# Emma Watson – bald Ende ihrer Filmkarriere?



## Mandalorianer (13 Nov. 2010)

*Emma Watson – bald Ende ihrer Filmkarriere?*​ 
Mit 21,9 Millionen Dollar Gage gehört sie zur bestbezahlten Schauspielerin 2009. „Harry Potter“ machte sie reich und berühmt. Geld und Ruhm bedeuten Emma Watson aber offensichtlich nicht viel. Ihre Fans müssen jetzt tapfer sein: Sie zieht es vor, weiter zu studieren und denkt sogar an ein Ende ihrer jungen Schauspielkarriere! 

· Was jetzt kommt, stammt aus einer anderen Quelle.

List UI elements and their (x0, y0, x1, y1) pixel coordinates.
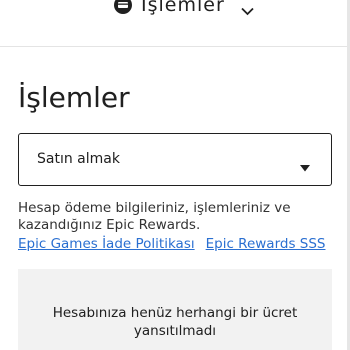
page-title: İşlemler (18, 81, 130, 114)
transactions-page: İşlemler İşlemler Satın almak Hesap ödem… (0, 0, 350, 350)
chevron-down-icon (241, 1, 254, 15)
select-value: Satın almak (37, 151, 120, 167)
empty-state-message: Hesabınıza henüz herhangi bir ücret yans… (52, 305, 298, 339)
transactions-icon (113, 0, 133, 15)
rewards-faq-link[interactable]: Epic Rewards SSS (206, 236, 326, 253)
section-header: İşlemler (0, 0, 350, 47)
empty-state-panel: Hesabınıza henüz herhangi bir ücret yans… (18, 269, 332, 350)
section-menu-toggle[interactable]: İşlemler (113, 0, 254, 19)
description-text: Hesap ödeme bilgileriniz, işlemleriniz v… (18, 200, 291, 233)
dropdown-arrow-icon (300, 157, 310, 172)
help-links: Epic Games İade Politikası Epic Rewards … (18, 236, 325, 253)
section-title: İşlemler (141, 0, 225, 16)
refund-policy-link[interactable]: Epic Games İade Politikası (18, 236, 195, 253)
transaction-type-select[interactable]: Satın almak (18, 133, 332, 186)
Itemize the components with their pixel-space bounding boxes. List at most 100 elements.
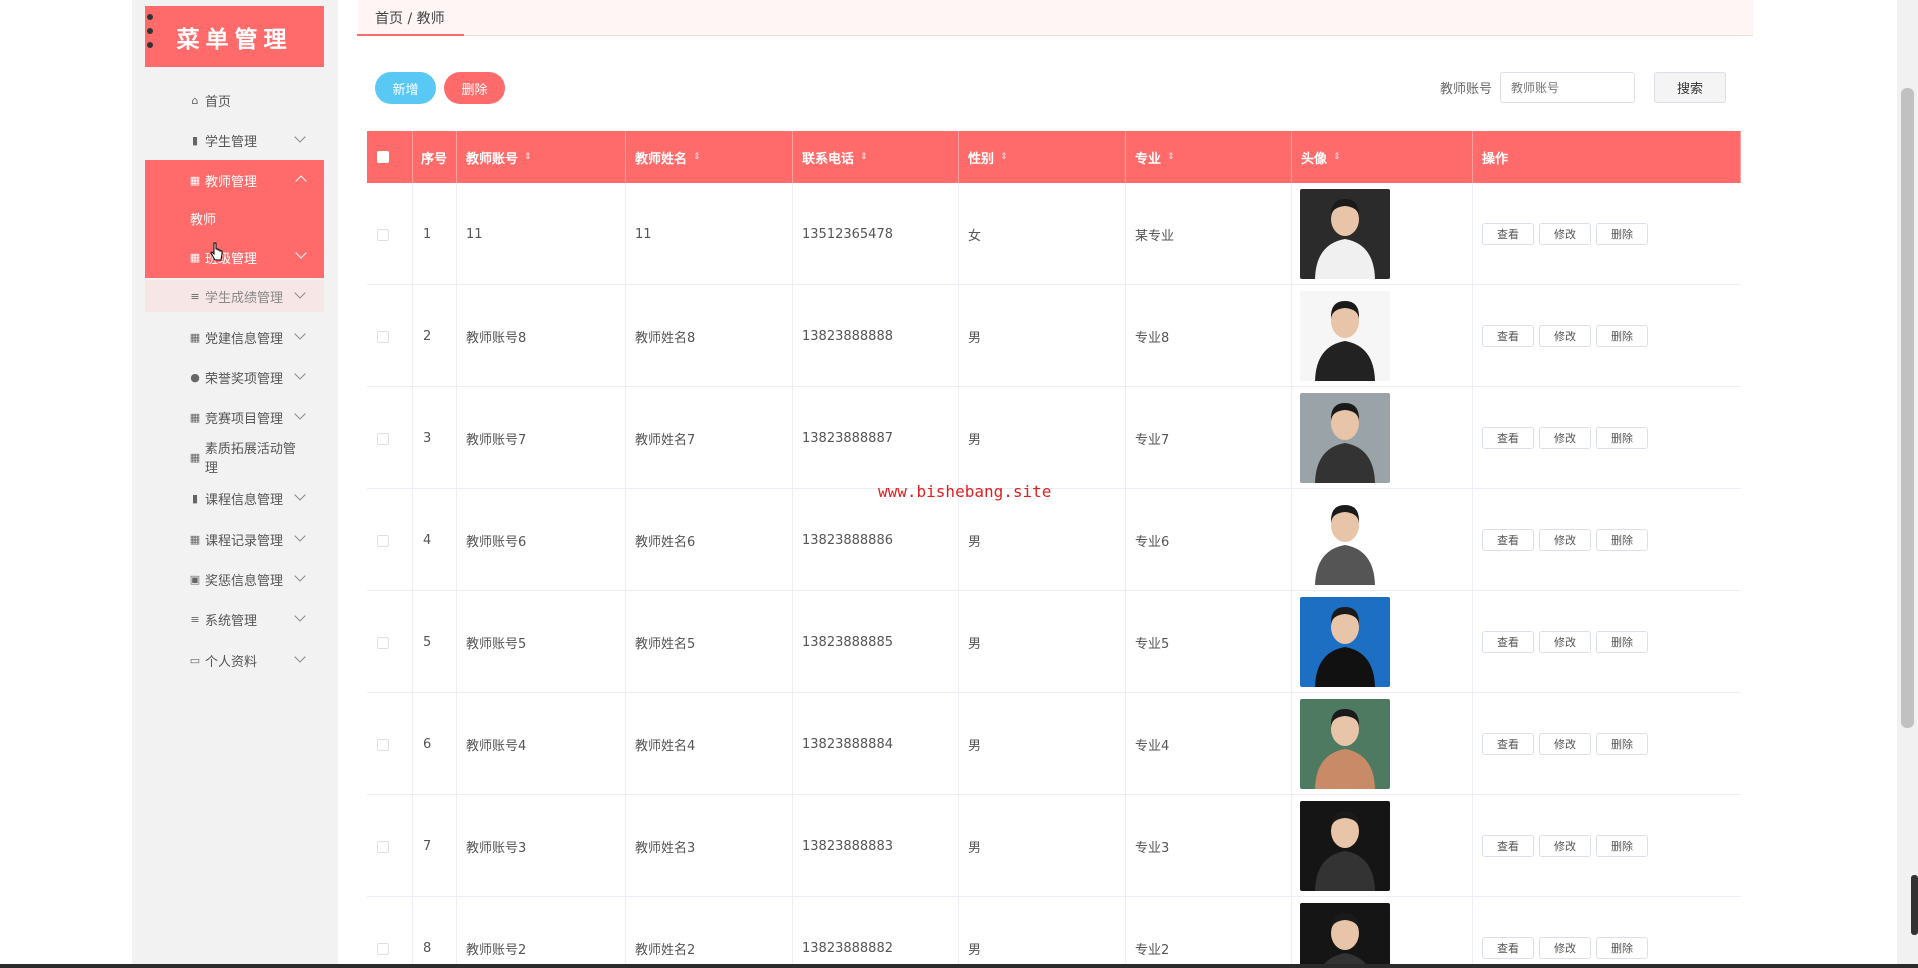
view-button[interactable]: 查看 [1482, 325, 1534, 347]
add-button[interactable]: 新增 [375, 72, 436, 104]
row-checkbox[interactable] [377, 841, 389, 853]
sidebar-item-12[interactable]: ▣ 奖惩信息管理 [188, 568, 308, 590]
cell-name: 教师姓名4 [626, 693, 793, 795]
sidebar-title-text: 菜单管理 [176, 25, 293, 53]
row-checkbox[interactable] [377, 433, 389, 445]
sidebar-item-2[interactable]: ▦ 教师管理 [188, 169, 308, 191]
row-checkbox[interactable] [377, 943, 389, 955]
binder-rings-icon [147, 14, 155, 48]
cell-phone: 13823888885 [793, 591, 959, 693]
sidebar-item-label: 党建信息管理 [205, 331, 284, 347]
scrollbar-thumb[interactable] [1901, 88, 1914, 728]
delete-button[interactable]: 删除 [1596, 427, 1648, 449]
column-header-label: 专业 [1135, 151, 1162, 167]
chevron-down-icon [294, 530, 306, 542]
row-checkbox[interactable] [377, 637, 389, 649]
delete-button[interactable]: 删除 [1596, 631, 1648, 653]
cell-name: 教师姓名5 [626, 591, 793, 693]
delete-button[interactable]: 删除 [1596, 529, 1648, 551]
delete-button[interactable]: 删除 [1596, 835, 1648, 857]
view-button[interactable]: 查看 [1482, 733, 1534, 755]
chevron-down-icon [295, 247, 307, 259]
edit-button[interactable]: 修改 [1539, 835, 1591, 857]
cell-name: 教师姓名8 [626, 285, 793, 387]
view-button[interactable]: 查看 [1482, 937, 1534, 959]
avatar-photo [1300, 393, 1390, 483]
sidebar-item-label: 素质拓展活动管理 [204, 442, 296, 476]
view-button[interactable]: 查看 [1482, 529, 1534, 551]
column-header-5[interactable]: 专业 ⇕ [1126, 131, 1292, 183]
cell-phone: 13823888888 [793, 285, 959, 387]
grid-icon: ▦ [189, 250, 201, 264]
sort-icon[interactable]: ⇕ [860, 152, 868, 162]
sidebar-item-1[interactable]: ▮ 学生管理 [188, 129, 308, 151]
row-checkbox[interactable] [377, 535, 389, 547]
view-button[interactable]: 查看 [1482, 427, 1534, 449]
sidebar-item-4[interactable]: ▦ 班级管理 [188, 246, 308, 268]
checkbox-cell [367, 795, 413, 897]
cell-account: 教师账号2 [457, 897, 626, 968]
column-header-3[interactable]: 联系电话 ⇕ [793, 131, 959, 183]
sidebar-item-5[interactable]: ≡ 学生成绩管理 [188, 285, 308, 307]
grid-icon: ▦ [189, 173, 201, 187]
edit-button[interactable]: 修改 [1539, 325, 1591, 347]
sidebar-item-13[interactable]: ≡ 系统管理 [188, 608, 308, 630]
sliders-icon: ≡ [190, 289, 200, 303]
cell-account: 教师账号3 [457, 795, 626, 897]
sidebar-item-10[interactable]: ▮ 课程信息管理 [188, 487, 308, 509]
sidebar-item-11[interactable]: ▦ 课程记录管理 [188, 528, 308, 550]
edit-button[interactable]: 修改 [1539, 529, 1591, 551]
view-button[interactable]: 查看 [1482, 223, 1534, 245]
edit-button[interactable]: 修改 [1539, 223, 1591, 245]
edit-button[interactable]: 修改 [1539, 427, 1591, 449]
sidebar-item-6[interactable]: ▦ 党建信息管理 [188, 326, 308, 348]
sidebar-item-label: 学生成绩管理 [205, 290, 284, 306]
sort-icon[interactable]: ⇕ [1167, 152, 1175, 162]
sidebar-item-9[interactable]: ▦ 素质拓展活动管理 [188, 442, 308, 476]
cell-major: 专业4 [1126, 693, 1292, 795]
batch-delete-button[interactable]: 删除 [444, 72, 505, 104]
card-icon: ▭ [189, 653, 201, 667]
sidebar-item-8[interactable]: ▦ 竞赛项目管理 [188, 406, 308, 428]
sidebar-item-3[interactable]: 教师 [190, 207, 310, 229]
search-input[interactable] [1500, 72, 1635, 103]
sidebar-item-14[interactable]: ▭ 个人资料 [188, 649, 308, 671]
row-checkbox[interactable] [377, 739, 389, 751]
delete-button[interactable]: 删除 [1596, 223, 1648, 245]
column-header-2[interactable]: 教师姓名 ⇕ [626, 131, 793, 183]
sort-icon[interactable]: ⇕ [524, 152, 532, 162]
column-header-6[interactable]: 头像 ⇕ [1292, 131, 1473, 183]
mouse-pointer-icon [210, 242, 223, 261]
watermark: www.bishebang.site [878, 482, 1052, 501]
column-header-4[interactable]: 性别 ⇕ [959, 131, 1126, 183]
checkbox-cell [367, 183, 413, 285]
sort-icon[interactable]: ⇕ [693, 152, 701, 162]
column-header-1[interactable]: 教师账号 ⇕ [457, 131, 626, 183]
cell-account: 教师账号6 [457, 489, 626, 591]
delete-button[interactable]: 删除 [1596, 733, 1648, 755]
table-row: 6 教师账号4 教师姓名4 13823888884 男专业4 查看 修改 删除 [367, 693, 1741, 795]
edit-button[interactable]: 修改 [1539, 937, 1591, 959]
avatar-photo [1300, 495, 1390, 585]
edit-button[interactable]: 修改 [1539, 733, 1591, 755]
breadcrumb[interactable]: 首页 / 教师 [375, 8, 445, 28]
cell-account: 教师账号8 [457, 285, 626, 387]
sidebar-item-0[interactable]: ⌂ 首页 [188, 89, 308, 111]
grid-icon: ▦ [189, 532, 201, 546]
delete-button[interactable]: 删除 [1596, 937, 1648, 959]
view-button[interactable]: 查看 [1482, 835, 1534, 857]
sidebar-item-7[interactable]: ● 荣誉奖项管理 [188, 366, 308, 388]
view-button[interactable]: 查看 [1482, 631, 1534, 653]
sort-icon[interactable]: ⇕ [1333, 152, 1341, 162]
edit-button[interactable]: 修改 [1539, 631, 1591, 653]
sort-icon[interactable]: ⇕ [1000, 152, 1008, 162]
column-header-label: 教师姓名 [635, 151, 688, 167]
cell-no: 7 [413, 795, 457, 897]
cell-gender: 男 [959, 285, 1126, 387]
delete-button[interactable]: 删除 [1596, 325, 1648, 347]
row-checkbox[interactable] [377, 331, 389, 343]
search-button[interactable]: 搜索 [1654, 72, 1726, 103]
column-header-label: 教师账号 [466, 151, 519, 167]
row-checkbox[interactable] [377, 229, 389, 241]
cell-gender: 男 [959, 897, 1126, 968]
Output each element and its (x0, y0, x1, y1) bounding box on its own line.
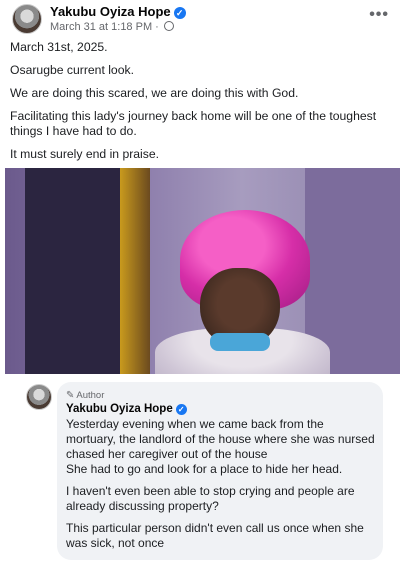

„Ich weiß es wirklich nicht“, so die 20-Jährige auf die Frage, wie es nach dem Studium von Geisteswissenschaften weitergeht. „Ich überlege es mir. Ich möchte einfach sichergehen, dass es wirklich das ist, was ich will und ob es mich glücklich macht.“ 



Dass Emma ein schlaues Köpfchen ist, wissen wir schon lange. Dass sie trotz Dauer-Hype um „Harry Potter“ nicht abgehoben ist, macht sie sehr sympathisch. Falls wir Emma tatsächlich bald nicht mehr auf der Leinwand erleben dürfen, dann wird vielleicht bald eine der hübschesten Professorinnen aus ihr…






*Ääh 
Gruss Gollum*


----------



## Stefan102 (13 Nov. 2010)

Dann geh ich bei ihr nochmal die Schulbank drücken


----------



## Brian (13 Nov. 2010)

Die Emma hats gut,bei uns in good old Germany muss man bis 67 arbeiten    ,gruss Brian :WOW: :WOW: :WOW:


----------



## Haldan Umberto da Venga (14 Nov. 2010)

Brian schrieb:


> Die Emma hats gut,bei uns in good old Germany muss man bis 67 arbeiten    ,gruss Brian :WOW: :WOW: :WOW:



Nicht wenn du ein paar Millionen auf der Bank hast.


----------



## Stefan102 (14 Nov. 2010)

Was mir dazu noch eingefallen ist:

Gleiches hat Natalie Portman auch verlauten lassen, als sie mit Havard fertig war (btw: hatte nur Einser in allen Fächern!).
Aber eine Proffesorin ist sie trotzdem nicht geworden - ein Glück für uns 

Ich denke mal ähnlich wird das mit Emma auch sein.


----------



## bluppxxx (14 Nov. 2010)

Sie hat die Qual der Wahl und ist weder auf das eine noch auf das andere angewiesen. Richtig bewusst wird es ihr damals auch nicht gewesen sein, worauf sich sich da "einlässt", sie will sich sicher nur eine Tür offen halten. Und wenn sie keinen Spass mehr am Schauspielern hat und stattdessen lieber lernt, solange sie glücklich ist. Schade wäre nur um die schönen Bilder von ihr 
Und allemals besser als die typischen Kinderstarabstürze ist es sicher.


----------